Merkel: Grundrenten-Ergebnis der Arbeitsgruppe gute Basis

Eine Lösung im Streit um die Grundrente lässt auf sich warten. Foto: Silas Stein/dpa FOTO: Silas Stein

Berlin. Bundeskanzlerin Angela Merkel (CDU) hat eindringlich für das Ergebnis der koalitionsübergreifenden Arbeitsgruppe zur Grundrente geworben.

Dies sei eine gute Basis für einen tragfähigen Kompromiss des Koalitionsausschusses am kommenden Sonntag, machte Merkel in einer Sitzung der Unionsfraktion nach Angaben von Teilnehmern deutlich. Wenn diese Vorlage von den Koalitionsspitzen richtig abgestimmt werde, werde es einen Kreis von Beziehern geben, bei dem 99 Prozent sagen könnten, dass es die Richtigen betreffe. Es gebe eine Bedarfsprüfung, die an dem ansetze, was der Union vorschwebe.

Allerdings gab es in der Fraktionssitzung nach Teilnehmerangaben auch etliche Stimmen, die für eine schärfere Bedürftigkeitsprüfung plädierten, als sie die Arbeitsgruppe vorschlägt. Diese Abgeordneten verlangten eine Überprüfung sowohl des Einkommens als auch des Vermögens, hieß es. Das Ergebnis des Koalitionsausschusses am Sonntag soll in der kommenden Woche wieder in der Unionsfraktion erörtert werden. Auch in den Parteigremien am Montag dürfte dies eine Rolle spielen. Dem Vernehmen nach hatte sich CDU-Chefin Annegret Kramp-Karrenbauer in der Sitzung nicht zu Wort gemeldet.
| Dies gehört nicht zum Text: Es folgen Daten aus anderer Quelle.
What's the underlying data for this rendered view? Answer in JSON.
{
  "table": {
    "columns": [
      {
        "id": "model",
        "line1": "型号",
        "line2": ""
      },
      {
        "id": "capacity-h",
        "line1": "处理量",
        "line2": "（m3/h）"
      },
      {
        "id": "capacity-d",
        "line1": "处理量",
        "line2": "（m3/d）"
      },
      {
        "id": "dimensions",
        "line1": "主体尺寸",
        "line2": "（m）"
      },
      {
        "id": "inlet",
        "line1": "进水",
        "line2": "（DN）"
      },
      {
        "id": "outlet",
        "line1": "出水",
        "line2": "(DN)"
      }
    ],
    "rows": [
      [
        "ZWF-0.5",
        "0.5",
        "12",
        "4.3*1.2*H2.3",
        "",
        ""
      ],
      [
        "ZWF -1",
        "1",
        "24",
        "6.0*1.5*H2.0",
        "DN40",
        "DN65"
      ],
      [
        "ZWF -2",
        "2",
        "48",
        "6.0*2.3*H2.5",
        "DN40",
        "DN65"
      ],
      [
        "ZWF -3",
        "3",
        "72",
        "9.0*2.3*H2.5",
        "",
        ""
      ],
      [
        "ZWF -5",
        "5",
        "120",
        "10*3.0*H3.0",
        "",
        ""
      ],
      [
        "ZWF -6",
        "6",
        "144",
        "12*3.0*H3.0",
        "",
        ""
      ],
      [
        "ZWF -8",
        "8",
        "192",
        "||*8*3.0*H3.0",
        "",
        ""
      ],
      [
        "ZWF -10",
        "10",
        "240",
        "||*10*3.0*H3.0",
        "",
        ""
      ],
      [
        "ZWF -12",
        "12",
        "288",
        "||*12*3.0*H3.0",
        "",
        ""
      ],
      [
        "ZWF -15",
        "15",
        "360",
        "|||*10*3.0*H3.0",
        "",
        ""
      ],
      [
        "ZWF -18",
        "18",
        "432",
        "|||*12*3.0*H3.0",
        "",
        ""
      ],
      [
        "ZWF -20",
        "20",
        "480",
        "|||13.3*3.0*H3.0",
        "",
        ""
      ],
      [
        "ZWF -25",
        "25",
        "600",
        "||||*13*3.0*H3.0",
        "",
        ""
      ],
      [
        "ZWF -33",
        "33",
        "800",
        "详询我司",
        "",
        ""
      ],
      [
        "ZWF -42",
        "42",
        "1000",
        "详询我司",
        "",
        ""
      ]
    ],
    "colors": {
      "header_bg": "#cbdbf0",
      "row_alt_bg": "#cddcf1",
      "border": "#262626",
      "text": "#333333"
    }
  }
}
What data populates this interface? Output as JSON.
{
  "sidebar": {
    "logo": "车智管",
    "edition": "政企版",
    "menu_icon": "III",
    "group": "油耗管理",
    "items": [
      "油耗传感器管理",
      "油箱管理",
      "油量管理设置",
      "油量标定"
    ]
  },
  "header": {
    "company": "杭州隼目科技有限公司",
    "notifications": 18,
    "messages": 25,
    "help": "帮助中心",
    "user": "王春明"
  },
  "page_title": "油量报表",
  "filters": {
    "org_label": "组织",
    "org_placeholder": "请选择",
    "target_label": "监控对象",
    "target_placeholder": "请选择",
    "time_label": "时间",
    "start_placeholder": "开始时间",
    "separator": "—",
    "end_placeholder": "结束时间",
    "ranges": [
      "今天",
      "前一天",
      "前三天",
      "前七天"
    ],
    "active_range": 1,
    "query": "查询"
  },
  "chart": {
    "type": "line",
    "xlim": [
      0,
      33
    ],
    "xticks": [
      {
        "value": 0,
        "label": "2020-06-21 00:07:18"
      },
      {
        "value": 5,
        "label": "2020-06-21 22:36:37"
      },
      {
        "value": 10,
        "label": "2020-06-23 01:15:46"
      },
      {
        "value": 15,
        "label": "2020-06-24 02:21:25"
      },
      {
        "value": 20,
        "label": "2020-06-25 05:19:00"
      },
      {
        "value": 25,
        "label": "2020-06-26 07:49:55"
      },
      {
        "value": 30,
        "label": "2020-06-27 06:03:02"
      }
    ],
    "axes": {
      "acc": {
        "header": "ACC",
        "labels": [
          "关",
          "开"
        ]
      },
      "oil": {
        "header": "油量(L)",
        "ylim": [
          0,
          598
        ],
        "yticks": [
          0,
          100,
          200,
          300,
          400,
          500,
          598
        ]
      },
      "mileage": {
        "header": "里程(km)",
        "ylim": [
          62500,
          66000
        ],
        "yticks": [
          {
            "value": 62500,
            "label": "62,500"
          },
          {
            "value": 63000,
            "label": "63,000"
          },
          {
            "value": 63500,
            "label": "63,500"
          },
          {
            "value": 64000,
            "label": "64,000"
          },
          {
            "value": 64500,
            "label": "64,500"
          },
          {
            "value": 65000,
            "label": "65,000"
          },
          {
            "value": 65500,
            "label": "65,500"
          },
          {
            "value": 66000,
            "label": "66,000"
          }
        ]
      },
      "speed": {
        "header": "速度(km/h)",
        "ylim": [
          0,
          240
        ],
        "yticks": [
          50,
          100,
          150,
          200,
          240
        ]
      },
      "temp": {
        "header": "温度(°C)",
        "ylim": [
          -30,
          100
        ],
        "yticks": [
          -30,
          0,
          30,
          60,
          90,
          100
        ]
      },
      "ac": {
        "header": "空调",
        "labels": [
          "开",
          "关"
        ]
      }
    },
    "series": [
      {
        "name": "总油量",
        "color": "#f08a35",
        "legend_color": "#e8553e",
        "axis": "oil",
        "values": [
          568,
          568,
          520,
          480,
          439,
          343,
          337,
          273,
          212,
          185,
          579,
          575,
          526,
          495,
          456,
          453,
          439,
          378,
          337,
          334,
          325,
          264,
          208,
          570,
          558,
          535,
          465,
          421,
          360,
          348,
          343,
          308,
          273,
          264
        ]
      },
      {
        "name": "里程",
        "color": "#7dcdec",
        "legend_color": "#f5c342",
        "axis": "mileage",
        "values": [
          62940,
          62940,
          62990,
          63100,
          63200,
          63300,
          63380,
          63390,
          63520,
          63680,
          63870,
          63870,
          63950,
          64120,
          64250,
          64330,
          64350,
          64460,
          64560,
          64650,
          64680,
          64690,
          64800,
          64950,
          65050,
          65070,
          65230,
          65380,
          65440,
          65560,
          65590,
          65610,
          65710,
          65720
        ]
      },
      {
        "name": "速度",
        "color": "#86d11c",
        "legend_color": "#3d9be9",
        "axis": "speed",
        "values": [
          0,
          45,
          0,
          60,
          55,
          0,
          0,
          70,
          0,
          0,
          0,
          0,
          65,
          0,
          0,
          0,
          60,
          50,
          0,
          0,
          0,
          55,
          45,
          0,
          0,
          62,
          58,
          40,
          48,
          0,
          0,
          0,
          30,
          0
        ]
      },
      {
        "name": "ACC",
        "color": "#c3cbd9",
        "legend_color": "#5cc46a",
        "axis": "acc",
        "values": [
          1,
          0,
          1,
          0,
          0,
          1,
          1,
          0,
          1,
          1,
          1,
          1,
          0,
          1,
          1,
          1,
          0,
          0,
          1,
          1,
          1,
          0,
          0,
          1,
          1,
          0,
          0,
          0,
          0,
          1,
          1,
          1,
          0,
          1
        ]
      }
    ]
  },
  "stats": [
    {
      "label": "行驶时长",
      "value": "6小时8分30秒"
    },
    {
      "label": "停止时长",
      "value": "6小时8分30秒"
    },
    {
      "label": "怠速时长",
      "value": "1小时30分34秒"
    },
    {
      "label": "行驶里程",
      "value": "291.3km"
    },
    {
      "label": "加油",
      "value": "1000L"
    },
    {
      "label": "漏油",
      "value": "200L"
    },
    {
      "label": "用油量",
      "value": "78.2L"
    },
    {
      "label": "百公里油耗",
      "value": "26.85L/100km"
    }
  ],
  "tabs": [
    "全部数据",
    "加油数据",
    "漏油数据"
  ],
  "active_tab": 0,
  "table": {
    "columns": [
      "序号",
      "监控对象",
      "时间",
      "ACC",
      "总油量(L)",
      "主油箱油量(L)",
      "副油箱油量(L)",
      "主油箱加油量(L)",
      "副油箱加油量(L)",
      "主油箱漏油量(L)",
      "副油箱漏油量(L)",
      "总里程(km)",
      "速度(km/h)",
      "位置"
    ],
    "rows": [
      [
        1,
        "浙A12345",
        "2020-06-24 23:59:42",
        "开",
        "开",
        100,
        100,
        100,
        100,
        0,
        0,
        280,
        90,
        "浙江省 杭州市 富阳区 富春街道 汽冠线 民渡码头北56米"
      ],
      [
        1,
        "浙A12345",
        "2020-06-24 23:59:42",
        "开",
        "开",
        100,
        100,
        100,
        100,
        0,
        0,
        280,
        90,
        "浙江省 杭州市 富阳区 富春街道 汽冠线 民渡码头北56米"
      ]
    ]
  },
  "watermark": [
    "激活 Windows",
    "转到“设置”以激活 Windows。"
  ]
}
Am vergangenen Wochenende wurde der Koalitionsausschuss, der ursprünglich Anfang dieser Woche über die Grundrente entscheiden sollte, überraschend auf kommenden Sonntag verschoben, weil es aus den Reihen der CDU und insbesondere von Fraktionschef Ralph Brinkhaus (CDU) noch Beratungsbedarf gegeben hatte. In den kommenden Tagen soll nun in einer Art Pendeldiplomatie ein Kompromiss vorbereitet werden.